Most QR codes are safe. A code on a restaurant table or an official payment terminal is usually fine. The risk comes from codes sent in unexpected emails or texts, and from stickers placed over real codes in public. Treat those with caution.

What is quishing?

Quishing is phishing that uses a QR code instead of a written link. The word combines “QR” and “phishing.” The goal is the same as any phishing attack: to get you onto a fake page that captures your login or payment information.

Can antivirus or email filters stop QR code scams?

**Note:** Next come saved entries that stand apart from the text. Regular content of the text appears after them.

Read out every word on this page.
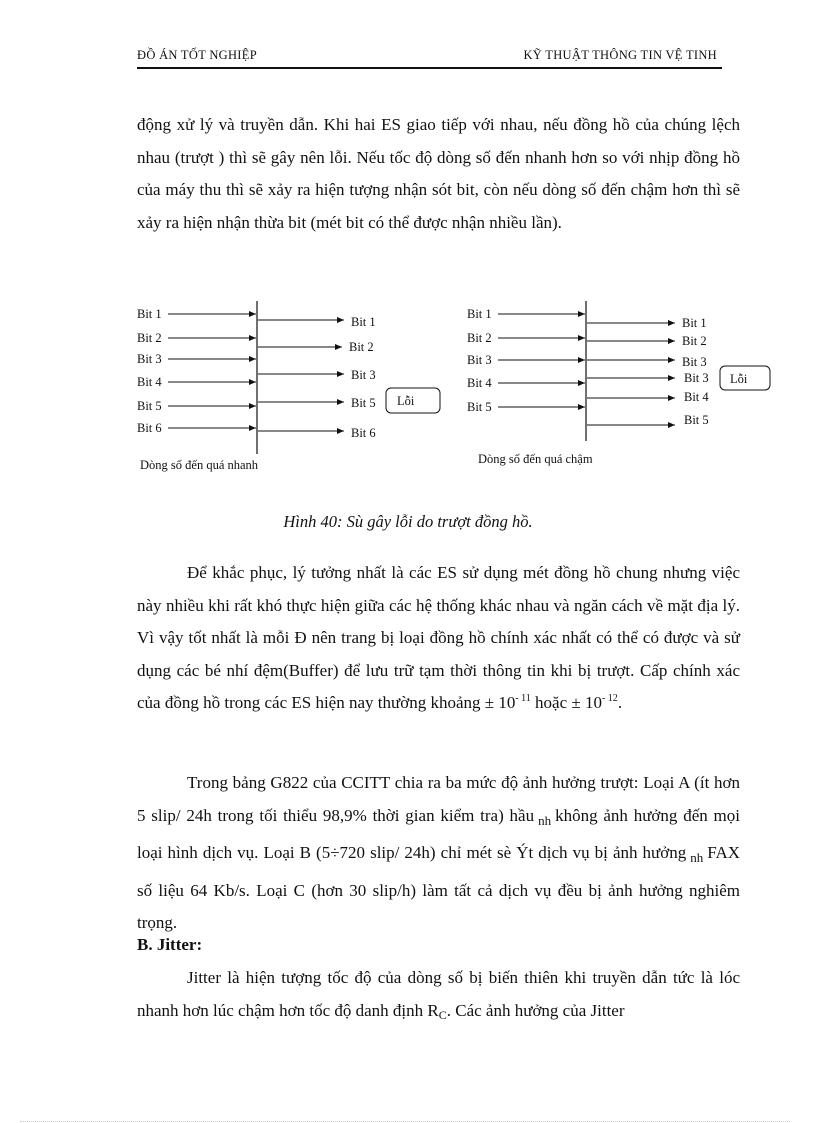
ĐỒ ÁN TỐT NGHIỆP	KỸ THUẬT THÔNG TIN VỆ TINH

động xử lý và truyền dẫn. Khi hai ES giao tiếp với nhau, nếu đồng hồ của chúng lệch nhau (trượt ) thì sẽ gây nên lỗi. Nếu tốc độ dòng số đến nhanh hơn so với nhịp đồng hồ của máy thu thì sẽ xảy ra hiện tượng nhận sót bit, còn nếu dòng số đến chậm hơn thì sẽ xảy ra hiện nhận thừa bit (mét bit có thể được nhận nhiều lần).

Bit 1
Bit 2
Bit 3
Bit 4
Bit 5
Bit 6
Bit 1
Bit 2
Bit 3
Bit 5
Bit 6
Lỗi
Dòng số đến quá nhanh
Bit 1
Bit 2
Bit 3
Bit 4
Bit 5
Bit 1
Bit 2
Bit 3
Bit 3
Bit 4
Bit 5
Lỗi
Dòng số đến quá chậm
Hình 40: Sù gây lỗi do trượt đồng hồ.

Để khắc phục, lý tưởng nhất là các ES sử dụng mét đồng hồ chung nhưng việc này nhiều khi rất khó thực hiện giữa các hệ thống khác nhau và ngăn cách về mặt địa lý. Vì vậy tốt nhất là mỗi Đ nên trang bị loại đồng hồ chính xác nhất có thể có được và sử dụng các bé nhí đệm(Buffer) để lưu trữ tạm thời thông tin khi bị trượt. Cấp chính xác của đồng hồ trong các ES hiện nay thường khoảng ± $10^{- 11}$ hoặc ± $10^{- 12}$.

Trong bảng G822 của CCITT chia ra ba mức độ ảnh hưởng trượt: Loại A (ít hơn 5 slip/ 24h trong tối thiểu 98,9% thời gian kiểm tra) hầu $_{nh}$ không ảnh hưởng đến mọi loại hình dịch vụ. Loại B (5÷720 slip/ 24h) chỉ mét sè Ýt dịch vụ bị ảnh hưởng $_{nh}$ FAX số liệu 64 Kb/s. Loại C (hơn 30 slip/h) làm tất cả dịch vụ đều bị ảnh hưởng nghiêm trọng.

B. Jitter:

Jitter là hiện tượng tốc độ của dòng số bị biến thiên khi truyền dẫn tức là lóc nhanh hơn lúc chậm hơn tốc độ danh định $R_C$. Các ảnh hưởng của Jitter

Not always. Many email security tools scan the text of a message for bad links, and a QR code hides its link inside an image, so it can slip through. Some products now scan images for codes, but you should not assume the scam will be caught before it reaches you.

Why is a QR code in an email more dangerous than a normal link?

A written link can be inspected by your email security and opened on a managed work computer. A QR code hides the link from those tools and pushes you to scan with your phone, which usually has far less protection than your work device.

What should I do if I scanned a scam QR code but didn’t enter anything?

If you closed the page without typing anything, the risk is low. Close it, don’t go back, and let your IT contact know so they can keep an eye out. If you did enter a password or payment details, follow the recovery steps above.